SMCP, majority owned by China’s Shandong Ruyi (002193.SZ), also reported higher 2017 first-half sales and earnings. Shandong Ruyi will keep a stake of around 51 percent following SMCP’s stock market listing.
It reported a 20 percent rise in earnings before interest, tax, depreciation and amortisation (EBITDA) to 73 million euros ($87 million) on sales up 16 percent at 439 million euros.
“We are pleased to announce the filing of our registration document with the AMF, which represents the first step of our initial public offering project,” SMCP Chief Executive Daniel Lalonde said.

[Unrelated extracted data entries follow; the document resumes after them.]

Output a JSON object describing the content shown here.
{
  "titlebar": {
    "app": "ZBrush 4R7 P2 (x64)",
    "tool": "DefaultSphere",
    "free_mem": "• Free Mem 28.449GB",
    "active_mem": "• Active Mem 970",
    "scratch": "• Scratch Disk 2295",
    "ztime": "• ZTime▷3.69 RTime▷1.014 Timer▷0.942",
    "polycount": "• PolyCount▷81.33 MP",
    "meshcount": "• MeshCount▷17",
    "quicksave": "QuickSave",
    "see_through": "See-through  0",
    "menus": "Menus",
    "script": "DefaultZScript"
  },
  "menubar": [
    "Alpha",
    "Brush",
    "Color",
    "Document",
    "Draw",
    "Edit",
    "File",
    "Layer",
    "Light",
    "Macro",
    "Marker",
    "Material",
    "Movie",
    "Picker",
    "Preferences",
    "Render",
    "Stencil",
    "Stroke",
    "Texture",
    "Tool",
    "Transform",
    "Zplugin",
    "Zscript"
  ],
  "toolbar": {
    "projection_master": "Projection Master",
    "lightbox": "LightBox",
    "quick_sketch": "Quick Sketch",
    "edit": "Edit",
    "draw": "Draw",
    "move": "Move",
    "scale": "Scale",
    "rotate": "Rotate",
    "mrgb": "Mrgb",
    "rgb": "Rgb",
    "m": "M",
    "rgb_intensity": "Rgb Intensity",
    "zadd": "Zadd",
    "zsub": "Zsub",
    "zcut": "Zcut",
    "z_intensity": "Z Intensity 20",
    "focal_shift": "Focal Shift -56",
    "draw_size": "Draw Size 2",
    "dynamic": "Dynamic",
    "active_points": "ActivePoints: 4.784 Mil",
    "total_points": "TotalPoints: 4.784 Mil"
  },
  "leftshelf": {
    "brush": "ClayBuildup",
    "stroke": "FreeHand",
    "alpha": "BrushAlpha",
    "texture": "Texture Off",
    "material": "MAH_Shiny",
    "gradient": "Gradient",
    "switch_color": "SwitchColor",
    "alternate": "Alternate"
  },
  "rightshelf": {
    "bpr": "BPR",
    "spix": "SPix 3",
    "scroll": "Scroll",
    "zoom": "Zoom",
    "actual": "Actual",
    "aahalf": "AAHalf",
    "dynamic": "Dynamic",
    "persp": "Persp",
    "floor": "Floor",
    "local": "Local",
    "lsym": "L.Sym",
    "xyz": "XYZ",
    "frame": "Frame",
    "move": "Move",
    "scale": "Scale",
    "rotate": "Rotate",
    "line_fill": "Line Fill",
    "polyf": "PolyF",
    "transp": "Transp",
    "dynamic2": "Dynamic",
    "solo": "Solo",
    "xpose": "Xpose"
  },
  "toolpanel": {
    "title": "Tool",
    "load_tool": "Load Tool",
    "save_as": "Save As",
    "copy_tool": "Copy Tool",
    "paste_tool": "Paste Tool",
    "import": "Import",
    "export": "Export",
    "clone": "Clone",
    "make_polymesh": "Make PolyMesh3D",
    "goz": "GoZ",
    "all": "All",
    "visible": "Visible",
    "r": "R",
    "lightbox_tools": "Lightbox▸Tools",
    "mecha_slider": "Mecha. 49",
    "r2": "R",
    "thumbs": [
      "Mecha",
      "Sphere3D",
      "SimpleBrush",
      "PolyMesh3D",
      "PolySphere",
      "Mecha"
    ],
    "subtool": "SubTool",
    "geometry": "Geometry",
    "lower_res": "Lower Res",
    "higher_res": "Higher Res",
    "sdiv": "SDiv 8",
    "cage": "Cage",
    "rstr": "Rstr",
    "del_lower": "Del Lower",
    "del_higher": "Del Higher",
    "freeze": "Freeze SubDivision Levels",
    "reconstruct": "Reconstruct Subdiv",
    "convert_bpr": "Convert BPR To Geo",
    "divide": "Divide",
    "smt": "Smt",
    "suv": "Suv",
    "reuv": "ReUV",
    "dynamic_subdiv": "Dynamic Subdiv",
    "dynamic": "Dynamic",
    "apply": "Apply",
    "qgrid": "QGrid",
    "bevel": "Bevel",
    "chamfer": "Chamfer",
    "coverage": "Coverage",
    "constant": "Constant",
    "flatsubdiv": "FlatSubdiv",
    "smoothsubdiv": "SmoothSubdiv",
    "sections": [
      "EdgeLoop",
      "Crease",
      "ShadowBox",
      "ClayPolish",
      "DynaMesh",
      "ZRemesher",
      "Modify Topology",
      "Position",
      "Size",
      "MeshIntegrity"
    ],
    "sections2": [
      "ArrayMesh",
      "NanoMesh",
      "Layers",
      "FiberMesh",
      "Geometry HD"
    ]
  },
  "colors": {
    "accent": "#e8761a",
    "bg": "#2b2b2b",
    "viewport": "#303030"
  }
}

“Our H1 2017 results show a strong increase in our net sales and EBITDA. This success confirms the relevance of our business model and strategy that aims to pursue organic growth, expand our network in our key markets, accelerate on digital, menswear and accessories,” he said.
Sandro, Maje and Claudie Pierlot sell dresses priced at around 200 euros in France and operate in what is classified as the accessible luxury market.
Buoyant demand among fast-growing middle classes, particularly in countries such as China, has boosted this segment.
In August, sources familiar with the matter said that Bank of America Merrill Lynch (BAC.N), JP Morgan (JPM.N) and KKR Capital Markets (KKR.N) had been chosen as joint global coordinators for SMCP’s flotation.